I replied to Elie but he couldn't make out my call. I tried several times and was about to give up when he called again with solid copy. Perhaps he had turned his beam my way. I tried calling one more time. This time he heard my reply and we had a good QSO with several periods of solid copy punctuated by occasional break-ups. These occurred when QSB took the digital signal down to near-invisibility in the FreeDV waterfall. I doubt that good SSB copy would have been possible at those times either.

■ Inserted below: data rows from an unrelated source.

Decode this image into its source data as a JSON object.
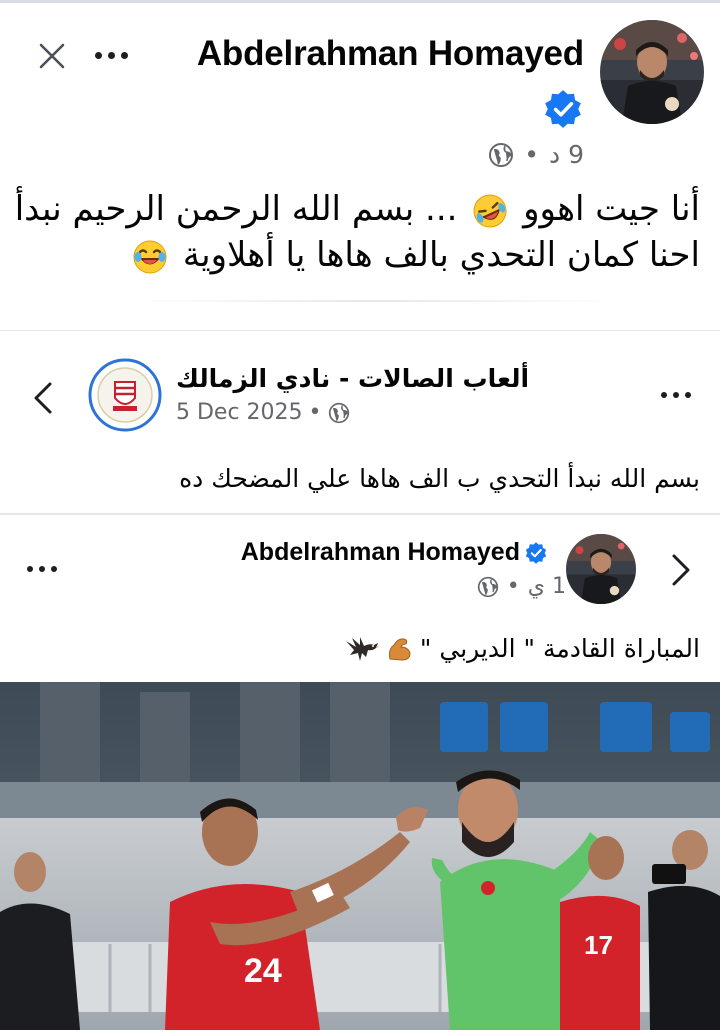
{
  "post": {
    "author": "Abdelrahman Homayed",
    "time": "9 د",
    "text_line1": "أنا جيت اهوو",
    "text_line1b": "... بسم الله الرحمن الرحيم  نبدأ",
    "text_line2": "احنا كمان التحدي بالف هاها يا أهلاوية"
  },
  "shared": {
    "page_name": "ألعاب الصالات - نادي الزمالك",
    "date": "5 Dec 2025",
    "text": "بسم الله نبدأ التحدي ب الف هاها علي المضحك ده"
  },
  "inner": {
    "author": "Abdelrahman Homayed",
    "time": "1 ي",
    "text": "المباراة القادمة \" الديربي \""
  },
  "icons": {
    "close": "close-icon",
    "more": "more-dots-icon",
    "verified": "verified-badge-icon",
    "globe": "globe-icon",
    "back": "chevron-left-icon",
    "forward": "chevron-right-icon",
    "laugh": "rofl-emoji-icon",
    "joy": "joy-emoji-icon",
    "muscle": "flexed-biceps-icon",
    "eagle": "eagle-icon"
  },
  "colors": {
    "verified_blue": "#1877f2",
    "meta_gray": "#65676b",
    "text": "#050505",
    "keeper_green": "#62c46a",
    "jersey_red": "#d3232a"
  }
}
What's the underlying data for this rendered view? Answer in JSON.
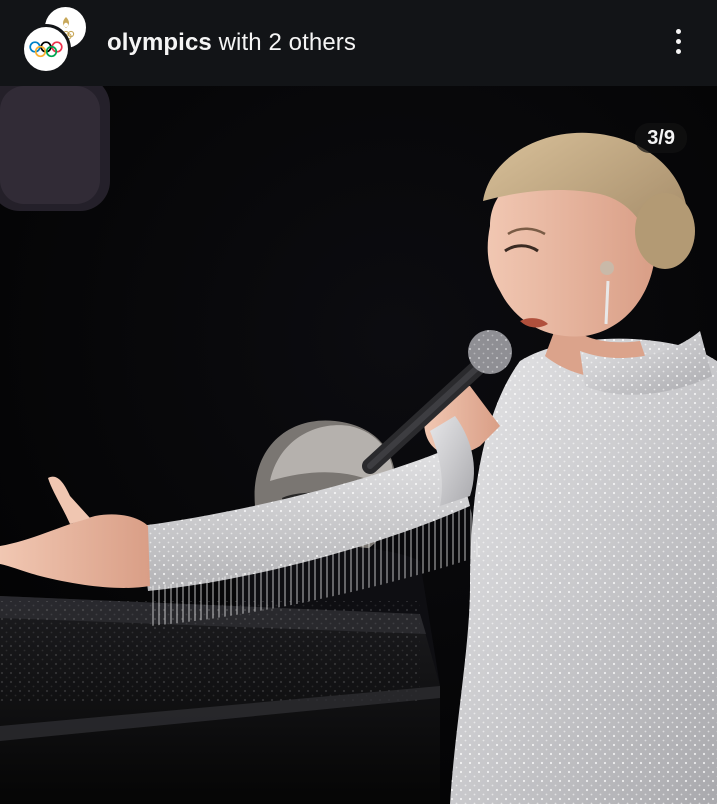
{
  "header": {
    "account_name": "olympics",
    "collab_suffix": " with 2 others",
    "avatars": [
      "paris-2024-logo",
      "olympic-rings-logo"
    ],
    "more_icon": "more-vertical-icon"
  },
  "media": {
    "counter": "3/9",
    "description": ""
  },
  "colors": {
    "header_bg": "#121417",
    "text": "#f5f5f5",
    "olympic_blue": "#0081c8",
    "olympic_yellow": "#fcb131",
    "olympic_black": "#000000",
    "olympic_green": "#00a651",
    "olympic_red": "#ee334e",
    "paris_gold": "#c8a85a"
  }
}
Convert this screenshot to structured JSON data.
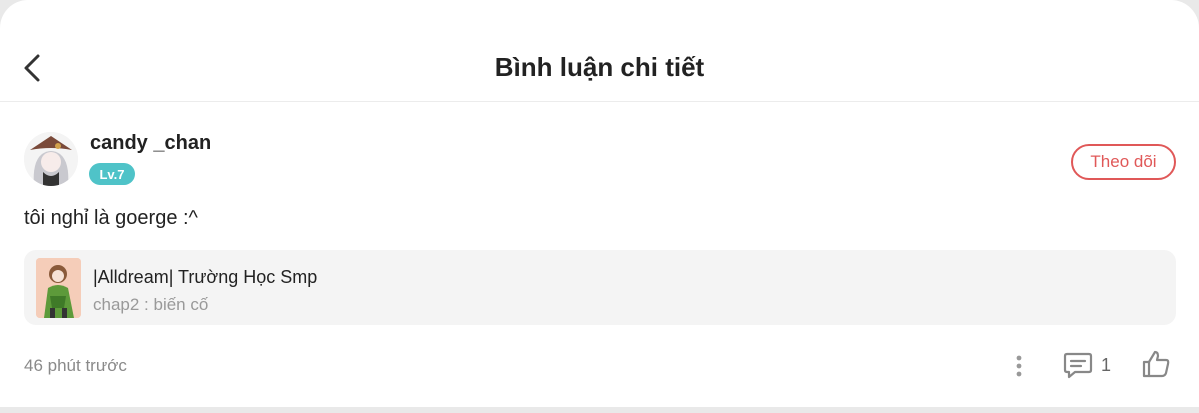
{
  "header": {
    "title": "Bình luận chi tiết",
    "back_icon": "chevron-left-icon"
  },
  "comment": {
    "username": "candy _chan",
    "level": "Lv.7",
    "follow_label": "Theo dõi",
    "text": "tôi nghỉ là goerge :^",
    "time": "46 phút trước",
    "reply_count": "1"
  },
  "story": {
    "title": "|Alldream| Trường Học Smp",
    "chapter": "chap2 : biến cố"
  },
  "colors": {
    "accent_red": "#e05858",
    "level_badge": "#4fc3c8",
    "card_bg": "#f4f4f4"
  }
}
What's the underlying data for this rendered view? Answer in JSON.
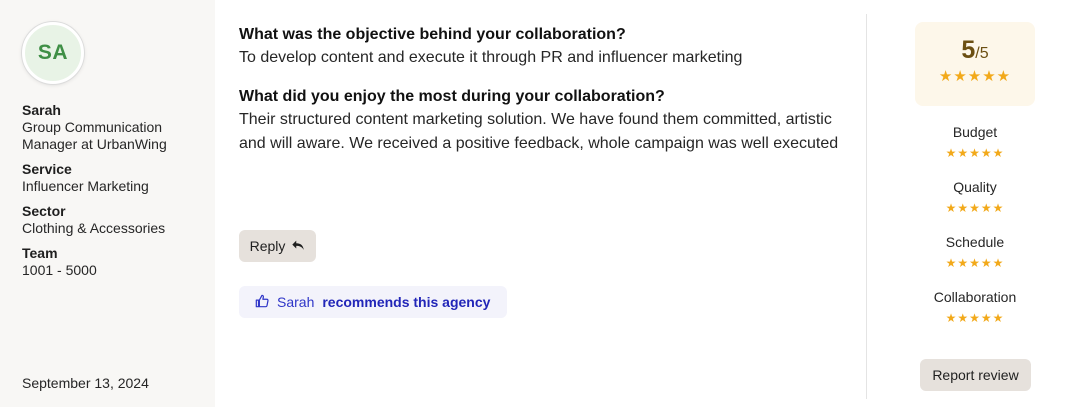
{
  "reviewer": {
    "initials": "SA",
    "name": "Sarah",
    "role": "Group Communication Manager at UrbanWing",
    "service_label": "Service",
    "service": "Influencer Marketing",
    "sector_label": "Sector",
    "sector": "Clothing & Accessories",
    "team_label": "Team",
    "team": "1001 - 5000",
    "date": "September 13, 2024"
  },
  "review": {
    "q1": "What was the objective behind your collaboration?",
    "a1": "To develop content and execute it through PR and influencer marketing",
    "q2": "What did you enjoy the most during your collaboration?",
    "a2": "Their structured content marketing solution. We have found them committed, artistic and will aware. We received a positive feedback, whole campaign was well executed"
  },
  "actions": {
    "reply_label": "Reply",
    "recommend_name": "Sarah",
    "recommend_text": "recommends this agency",
    "report_label": "Report review"
  },
  "rating": {
    "score": "5",
    "out_of": "/5",
    "stars": "★★★★★",
    "value": 5,
    "max": 5,
    "categories": [
      {
        "label": "Budget",
        "stars": "★★★★★",
        "value": 5
      },
      {
        "label": "Quality",
        "stars": "★★★★★",
        "value": 5
      },
      {
        "label": "Schedule",
        "stars": "★★★★★",
        "value": 5
      },
      {
        "label": "Collaboration",
        "stars": "★★★★★",
        "value": 5
      }
    ]
  },
  "icons": {
    "reply": "reply-arrow-icon",
    "recommend": "thumbs-up-icon",
    "star": "star-icon"
  },
  "colors": {
    "star": "#f2a91a",
    "recommend_text": "#2226b8",
    "avatar_text": "#3f8f46",
    "score_text": "#6b4f12"
  }
}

I managed to make a recording of the end of this QSO so you can get an idea of the audio quality. It was recorded off-air using my Olympus digital voice recorder, then played back using the mic input of the USB sound dongle to make an MP3 file. Given the way it was created I think the clip is quite a good example of the FreeDV audio quality. As you'd expect from a digital signal either it's all there or you just get gobbledygook. It doesn't degrade gracefully.

Is this the future of ham radio? Have a listen and let me know what you think.

7 comments:

takis perreas said...

Well... No!
I'd rather stay analog!
It is the same disagreement I have with my friends, SDR "fanatics".
The less equipment you use home or /p, the less prone to failures and disappointment you are.
One rig, one battery, a key and/or a mike, a roll of wire.
King of the airwaves!

Nice hear your voice Julian!
73
Panos

Paul Stam PAØK said...

Hi Julian, the quality is outstanding. I think there is still a future for phone. 73 Paul

Unknown said...

Perhaps I'll hear you on DV mode soon, Paul.

Julian, G4ILO

Anonymous said...

Hi Julian, I've tried in vain to install FreeDV on my Linux PC, which is a shame because I quite fance trying this mode out.

Anonymous said...
This comment has been removed by a blog administrator.
Unknown said...

Have you tried running the Windows version under wine?

If I were you I would plead with the developers to make a Ubuntu .deb binary package available. The trouble with .rpms is they really only work on Red Hat which is not a popular distro among the ham fraternity.

Julian, G4ILO

Fenris said...

There are lots of rpm-based distros, RH, Fedora, SuSE and Scientific Linux among others.

Fedora has a good range of amateur radio software and FreeDV is available in rpm form.